Saturday, August 16, 2008

Cancer On 120 Grams of Protein A Day

When I was pregnant, my diet wasn't good. The What To Expect When You're Expecting, superior-type granolas would not have approved! But I was very scrupulous about my daily vitamins, extra folic acid, and calcium. Almost the day after I had my baby, however, my discipline toward supplements dropped off to nothing. With the pressure of gestating a human off me, I felt free to slack off.

Even before my cancer diagnosis I had returned — somewhat happily — to a new regime of taking supplements for so-called brain health, mostly vitamins and some amino acids (like tyrosine and GABA+). When I was diagnosed, I snagged an appointment with Mr. Sought-After Nutritionist, Ph.D. Sought-After added some things to my regimen, namely taurine, glutamine, CoQ10, and melatonin.

Taurine is one of the things in the energy drink, Red Bull (ew).

Glutamine powder, mixed in a small amount of water, supposedly grows a barrier on the gut and helps with neuropathy (tingling in the extremities). I know that when I was on chemo if I missed one of my thrice-daily doses of glutamine, my burned-from-the-inside-out feeling got worse. I never had any mouth sores nor any neuropathy, which are common side effects of chemo. Glutamine has the texture of that same grit they use to polish your teeth when you go to the dentist, but very little taste. It doesn't stay in suspension very long, so it helps to down it fast from a tiny Dixie cup. My brother called it booger juice, but it really didn't bother me to use it. Its benefits were so noticeable.

CoQ10 supports the soft tissues and protects heart health. High quality CoQ10 is not cheap. I had to avoid it and my vitamins the day before, the day of, and the day after a chemo infusion so as to not interfere with the cancer treatment. My heart used to be healthy before they gave me chemotherapy and I'd like to think it's still all right.

Melatonin had kind of a heyday about 15 years ago or so as an insomnia fighter. It doesn't cause drowsiness. It seems to work by sitting on estrogen receptor sites and cuts down on estrogen in the body. Estrogen keeps women awake at night, and it fuels tumors.

I also added DIM, another supplement that has a role in estrogen processing. It's not cheap to use it, either. Luckily, our health plan offers a discount on this particular supplement.

My new regimen also included a low glycemic diet, which indicates no tropical fruit or white flour. No salads made of leaf lettuce — too dirty for a person with a compromised immune system. Add 8 oz of a processed tomato product every day — lycopene fights cancer. Eat 120 grams of protein daily — all kinds, all sources, including red meat twice a week.

This last one was much harder to do than you would think. For example, 8 oz of red meat only has about 64 grams of protein. You still have another 60 to go. Eat a pound of steak, then? Maybe not. Check the nutrition information on a food label some time and you can see how difficult this really is. I'm pretty sure I mostly did not ever get up to 120 grams of protein every day. I bet I got half of that. It's a pain in the neck to keep track of. I can only drink so many whey protein smoothies before I feel annoyed about it. A great protein source is that Fage Greek yogurt — 15 grams in a serving! The word is out about Fage. HEB was totally out of it when I went there the other day. But even so, you still have about 100 grams of protein to consume, somehow.

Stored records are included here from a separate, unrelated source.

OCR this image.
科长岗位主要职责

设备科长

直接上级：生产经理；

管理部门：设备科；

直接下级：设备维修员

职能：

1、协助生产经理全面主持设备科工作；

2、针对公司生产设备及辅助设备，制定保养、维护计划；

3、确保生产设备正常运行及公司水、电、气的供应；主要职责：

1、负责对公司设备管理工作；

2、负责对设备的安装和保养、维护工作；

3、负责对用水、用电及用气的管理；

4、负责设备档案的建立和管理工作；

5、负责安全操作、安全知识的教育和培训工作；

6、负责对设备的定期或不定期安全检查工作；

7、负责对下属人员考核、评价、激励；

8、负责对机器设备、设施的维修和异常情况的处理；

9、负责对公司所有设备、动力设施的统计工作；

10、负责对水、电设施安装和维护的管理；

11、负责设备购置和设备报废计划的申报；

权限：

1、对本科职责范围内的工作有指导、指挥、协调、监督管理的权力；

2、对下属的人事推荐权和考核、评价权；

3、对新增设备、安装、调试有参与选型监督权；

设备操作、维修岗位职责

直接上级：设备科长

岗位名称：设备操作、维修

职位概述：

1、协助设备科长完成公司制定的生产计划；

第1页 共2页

I'm talking in past tense because, with the horrid chemo out of my life and that crisis now over, I feel pretty slacker-ish again. When will I ever learn? A fellow cancer patient recently admitted to me that she, too, is often AWOL from her supplements. How much better could she feel if she would just get on board and stay there? As you can see, there is a lot of self-reprimanding we do. We have to be model patients, after all. We have to do our cancer the right way. Everyone's looking. I'm supposed to still be on all of this stuff, all the way through radiation.

I wistfully nibbled only a little salad when I was on chemo, dreaming of the day it was no longer off limits to me. I'm a little surprised that I'm not enjoying it now the way I thought I would. I nearly forget to buy lettuce when I shop now, having steered clear of it for six months. Organic leaf lettuce has gone up since I last bought it, I was kind of shocked. I'm also still skipping eating bananas, melon, and pineapple. After you eliminate something from your diet, it's harder to return to it than you think.

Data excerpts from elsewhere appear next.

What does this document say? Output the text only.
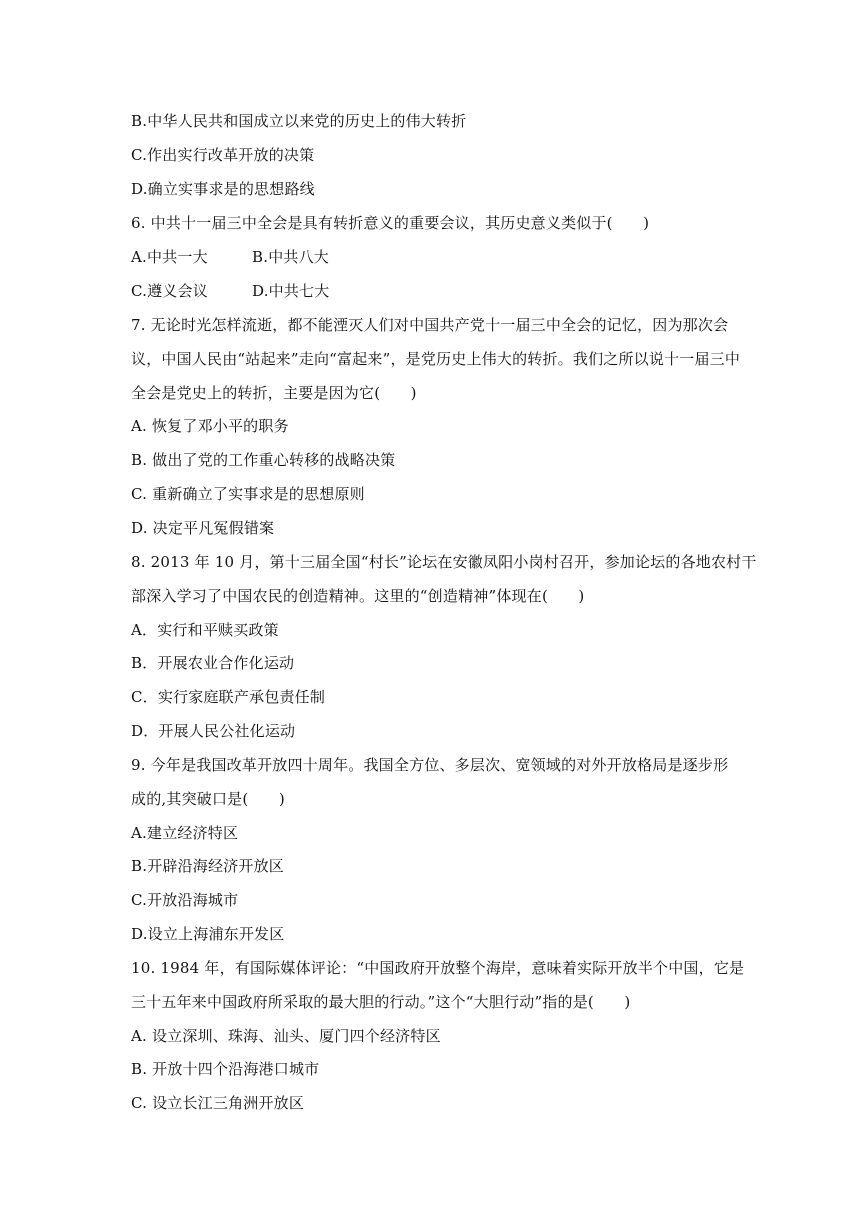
B.中华人民共和国成立以来党的历史上的伟大转折
C.作出实行改革开放的决策
D.确立实事求是的思想路线
6. 中共十一届三中全会是具有转折意义的重要会议，其历史意义类似于(　　)
A.中共一大	B.中共八大
C.遵义会议	D.中共七大
7. 无论时光怎样流逝，都不能湮灭人们对中国共产党十一届三中全会的记忆，因为那次会
议，中国人民由“站起来”走向“富起来”，是党历史上伟大的转折。我们之所以说十一届三中
全会是党史上的转折，主要是因为它(　　)
A. 恢复了邓小平的职务
B. 做出了党的工作重心转移的战略决策
C. 重新确立了实事求是的思想原则
D. 决定平凡冤假错案
8. 2013 年 10 月，第十三届全国“村长”论坛在安徽凤阳小岗村召开，参加论坛的各地农村干
部深入学习了中国农民的创造精神。这里的“创造精神”体现在(　　)
A．实行和平赎买政策
B．开展农业合作化运动
C．实行家庭联产承包责任制
D．开展人民公社化运动
9. 今年是我国改革开放四十周年。我国全方位、多层次、宽领域的对外开放格局是逐步形
成的,其突破口是(　　)
A.建立经济特区
B.开辟沿海经济开放区
C.开放沿海城市
D.设立上海浦东开发区
10. 1984 年，有国际媒体评论：“中国政府开放整个海岸，意味着实际开放半个中国，它是
三十五年来中国政府所采取的最大胆的行动。”这个“大胆行动”指的是(　　)
A. 设立深圳、珠海、汕头、厦门四个经济特区
B. 开放十四个沿海港口城市
C. 设立长江三角洲开放区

My taste buds aren't wrecked anymore, with chemo over, and that metallic taste is gone. But I still feel like I'm not really experiencing food the same way I did before I began to be treated for cancer. My late therapist described the condition of depression as, "The salt is gone out of life." I still feel like the salt is gone out of eating. It holds so little pleasure, not in its anticipation, nor in its reality.

Some of this could be attributable to our household's new, gluten-free regimen. But that is another story.